The authors of the work were both geologists. John Milne (1850-1913), was British geologist who became a Professor of Geology and Mining at the Imperial University of Japan, Tokyo in 1877. It was the seismic history of Japan which attracted him to a career in seismology and he was a founding member of the Seismological Society of Japan. He is considered one of the founding fathers of modern seismology and the invention of the continuous recording seismograph. Milne had a particular interest in the relationship of earthquakes and volcanoes and he eventually concluded that earthquakes were not caused by volcanoes but rather they were primarily the result of a build up of energy in rocks caused by deformation of the earth's crust. In February of 1895 an earthquake destroyed most of Milne's instruments, books and possessions. Disheartened by this situation, he left Japan after a 20 year stay and returned to England where he lived on the Isle of Wright. While in Japan, Milne co-authored with Burton, The Great Earthquake of Japan, 1891 (1892) and The Volcanoes of Japan, Part 1, Fuji-san ( 1892).

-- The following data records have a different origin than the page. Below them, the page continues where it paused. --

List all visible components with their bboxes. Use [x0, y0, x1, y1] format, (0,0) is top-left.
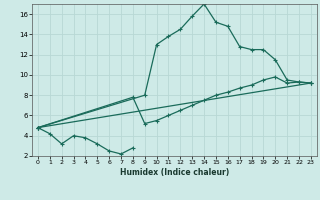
- X-axis label: Humidex (Indice chaleur): Humidex (Indice chaleur): [120, 168, 229, 177]
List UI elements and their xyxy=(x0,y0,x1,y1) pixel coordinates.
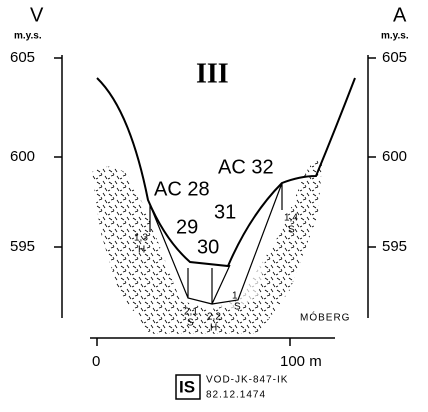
layer-label: 31 xyxy=(214,201,236,223)
annotation: 1,3 xyxy=(134,233,148,244)
left-tick: 605 xyxy=(10,49,35,66)
right-tick: 600 xyxy=(382,148,407,165)
stamp-number: 82.12.1474 xyxy=(206,390,266,401)
left-unit: m.y.s. xyxy=(14,31,42,42)
diagram: V m.y.s. 605 600 595 A m.y.s. 605 600 59… xyxy=(0,0,428,412)
right-unit: m.y.s. xyxy=(381,31,409,42)
right-axis xyxy=(368,55,376,318)
left-tick: 595 xyxy=(10,238,35,255)
x-tick: 100 m xyxy=(280,353,322,370)
right-tick: 605 xyxy=(382,49,407,66)
soil-label: MÓBERG xyxy=(300,311,350,324)
annotation: H xyxy=(210,323,217,334)
left-tick: 600 xyxy=(10,148,35,165)
annotation: S xyxy=(187,318,194,329)
stamp-logo: IS xyxy=(179,377,195,396)
annotation: H xyxy=(138,245,145,256)
annotation: 2,1 xyxy=(184,307,198,318)
layer-label: 29 xyxy=(176,216,198,238)
x-tick: 0 xyxy=(92,353,100,370)
annotation: 2,2 xyxy=(207,312,221,323)
left-axis xyxy=(54,55,62,318)
layer-label: AC 32 xyxy=(218,156,274,178)
annotation: 1,4 xyxy=(284,213,298,224)
section-label: III xyxy=(196,58,229,89)
annotation: 1 xyxy=(232,291,238,302)
right-title: A xyxy=(393,4,407,26)
left-title: V xyxy=(30,4,44,26)
annotation: S xyxy=(234,302,241,313)
right-tick: 595 xyxy=(382,238,407,255)
layer-label: 30 xyxy=(197,236,219,258)
bottom-axis xyxy=(90,338,335,346)
layer-label: AC 28 xyxy=(154,178,210,200)
annotation: S xyxy=(288,225,295,236)
stamp-code: VOD-JK-847-IK xyxy=(206,375,288,386)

William Kinninmond Burton (1856-1899), a Scottish geologist and engineer. He was a Professor of Sanitary Engineering at Imperial University of Japan, Tokyo, and helped design the modern water and sewage systems in cities throughout Japan. Burton was also an avid photographer and noted expert in the technical aspects of photography. He published several technical works on photography. It was through his interest in photography that Burton developed a close association with Kazumasa Ogawa, the noted Japanese photographer and collotype printer. Ogawa is responsible for all of the photographs and plates found in the Great Earthquake in Japan, 1891. Burton left Japan in 1896 and went to Taiwan but returned to Japan in 1899 where he died at the age of 43.